Retirement fever is contagious. Orrin Hatch of Utah is the latest to say he’s leaving the U.S. Senate, and the Republicans and the nation will miss him on Capitol Hill.
His retirement, announced Tuesday, follows that of Jeff Flake of Arizona and Bob Corker of Tennessee. Mr. Hatch has served in the U.S. Senate for 42 years and he has been a reliable conservative and Republican. Messrs. Flake and Corker, not so much.
Mr. Hatch, 83, is the chairman of the Senate Finance Committee, one of the most powerful committees in Congress because it controls the money on which all else depends, and Mr. Hatch worked with the Trump administration late last year on writing the winning tax-reform legislation.
“When the president visited Utah last month,” the senator said Tuesday, “he said I was a fighter.
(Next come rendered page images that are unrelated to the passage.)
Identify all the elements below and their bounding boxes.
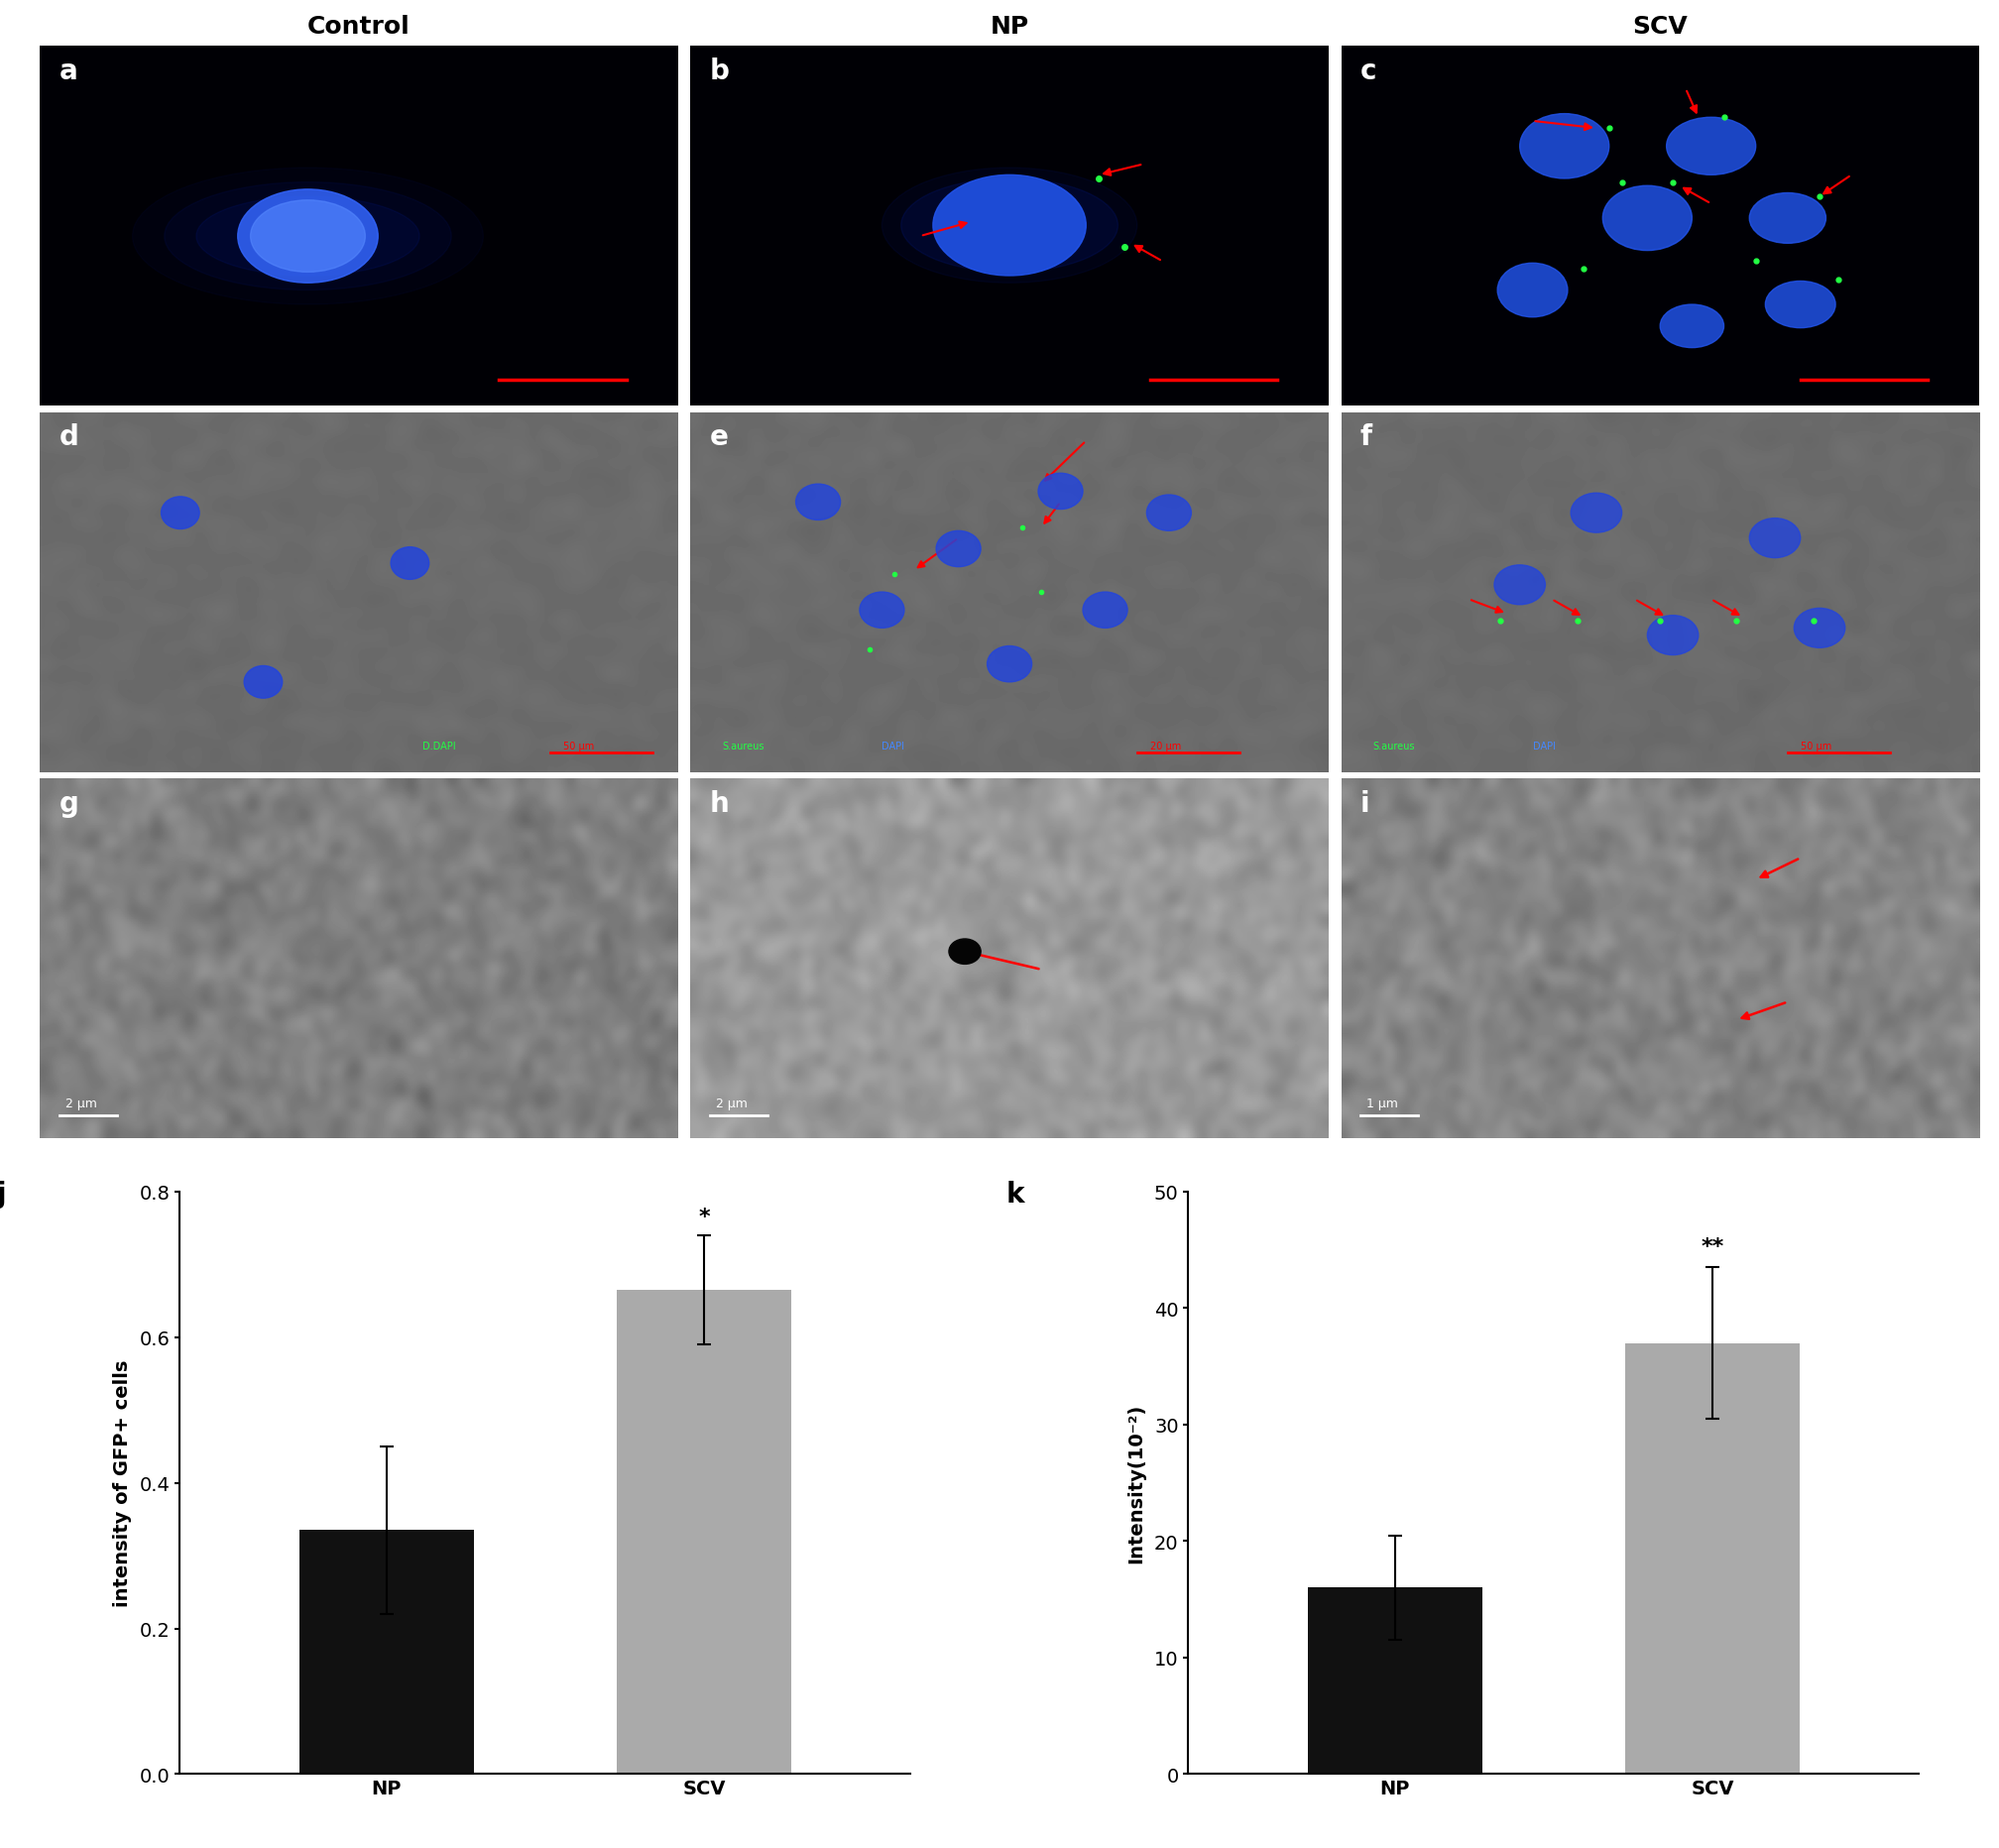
Ellipse shape: [164, 183, 452, 290]
Ellipse shape: [196, 198, 420, 277]
Text: j: j: [0, 1181, 6, 1209]
Ellipse shape: [244, 667, 282, 699]
Ellipse shape: [1519, 115, 1609, 179]
Ellipse shape: [1659, 305, 1723, 349]
Text: k: k: [1005, 1181, 1023, 1209]
Y-axis label: Intensity(10⁻²): Intensity(10⁻²): [1127, 1403, 1145, 1563]
Ellipse shape: [1497, 264, 1567, 318]
Y-axis label: intensity of GFP+ cells: intensity of GFP+ cells: [112, 1360, 132, 1606]
Ellipse shape: [860, 593, 904, 628]
Ellipse shape: [988, 647, 1031, 682]
Text: S.aureus: S.aureus: [1373, 741, 1415, 750]
Text: DAPI: DAPI: [1533, 741, 1555, 750]
Text: d: d: [60, 423, 78, 451]
Text: S.aureus: S.aureus: [722, 741, 764, 750]
Text: 20 μm: 20 μm: [1149, 741, 1181, 750]
Ellipse shape: [936, 532, 982, 567]
Text: 2 μm: 2 μm: [716, 1098, 748, 1111]
Ellipse shape: [950, 939, 982, 965]
Ellipse shape: [1037, 473, 1083, 510]
Text: SCV: SCV: [1633, 15, 1687, 39]
Ellipse shape: [390, 547, 430, 580]
Ellipse shape: [1571, 493, 1621, 534]
Ellipse shape: [882, 168, 1137, 283]
Text: 50 μm: 50 μm: [564, 741, 594, 750]
Ellipse shape: [1667, 118, 1755, 176]
Ellipse shape: [934, 176, 1085, 277]
Ellipse shape: [1765, 283, 1835, 329]
Ellipse shape: [250, 201, 366, 274]
Text: g: g: [60, 791, 78, 819]
Ellipse shape: [162, 497, 200, 530]
Text: e: e: [710, 423, 728, 451]
Ellipse shape: [1749, 194, 1825, 244]
Ellipse shape: [1493, 565, 1545, 604]
Ellipse shape: [1147, 495, 1191, 532]
Text: h: h: [710, 791, 730, 819]
Text: NP: NP: [990, 15, 1029, 39]
Ellipse shape: [796, 484, 840, 521]
Ellipse shape: [1647, 615, 1699, 656]
Ellipse shape: [1083, 593, 1127, 628]
Ellipse shape: [1793, 608, 1845, 649]
Text: c: c: [1359, 57, 1377, 85]
Bar: [618, 1290, 792, 1774]
Bar: [1625, 1343, 1799, 1774]
Text: 2 μm: 2 μm: [66, 1098, 98, 1111]
Text: D.DAPI: D.DAPI: [422, 741, 456, 750]
Text: **: **: [1701, 1236, 1723, 1257]
Text: *: *: [698, 1207, 710, 1227]
Text: i: i: [1359, 791, 1369, 819]
Text: Control: Control: [308, 15, 410, 39]
Text: b: b: [710, 57, 730, 85]
Text: 1 μm: 1 μm: [1367, 1098, 1397, 1111]
Text: 50 μm: 50 μm: [1801, 741, 1831, 750]
Bar: [300, 1530, 474, 1774]
Text: a: a: [60, 57, 78, 85]
Text: DAPI: DAPI: [882, 741, 906, 750]
Ellipse shape: [1749, 519, 1801, 558]
Ellipse shape: [238, 190, 378, 283]
Ellipse shape: [1603, 187, 1691, 251]
Ellipse shape: [902, 179, 1117, 274]
Bar: [1307, 1587, 1481, 1774]
Text: f: f: [1359, 423, 1373, 451]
I’ve always been a fighter. I was an amateur boxer in my youth, and I brought that fighting spirit to Washington. But every good fighter knows when to hang up the gloves. And for me, that time is soon approaching.”
President Trump had urged Mr. Hatch to stay in the Senate for “a very long time,” and the president will miss him most of all, particularly if Mitt Romney goes home to Utah to run for the Hatch seat. Mr. Romney appears to be the favorite of the Mormon establishment in Utah, but he’s no favorite of the president. He has called the president a “fraud,” a “phony,” and other unpleasant things. “He’s playing the American public for suckers,” he told an interviewer. “He gets a free ride to the White House and all we get is a lousy hat.”
This was a remarkable outburst of venom, particularly from a man who was once himself the Republican nominee for president. But Mr. Romney has been one of the fiercest critics of this president, cooling his criticism briefly when he thought he was under consideration for secretary of State. Once the job went to Rex Tillerson, he resumed fire.
Orrin Hatch, however, told the National Journal not long ago that he thinks Mr. Romney would be a “perfect” successor, though he concedes that at 70 he’s getting a little long in the tooth for a Senate candidate. Many senators are beyond 70, however, and many serve in robust health for years after that. With his business credentials — he was widely credited with saving the 2002 Winter Olympics in Utah — and faithful in the Mormon faith, age probably would not be held against him.
“I’ve expressed to him [my support],” Mr. Hatch told the National Journal. “I can see why he might not want to do it, but I can also see why, if he did it, it would be a great thing for America.”
Mr. Hatch, the longest-serving Republican senator, is further the president pro-tempore of the U.S. Senate, third in line to the presidency, behind Michael Pence, the vice president, and Paul Ryan, the speaker of the House of Representatives. When he retires, Sen. Thad Cochran of Mississippi becomes president pro-tempore and third in line to the presidency.
If he runs to succeed the senator, Mr. Romney, a former governor of Massachusetts, would have to change his residency from Massachusetts to Utah, but there are precedents for that. Hillary Clinton, who had been a resident of Arkansas before she became the first lady for eight years, moved her registration to New York in the year 2000 to run for the Senate.
There will likely be other retirements, all of them closely watched. With familiar faces disappearing and with control of Congress in the balance, every seat may count.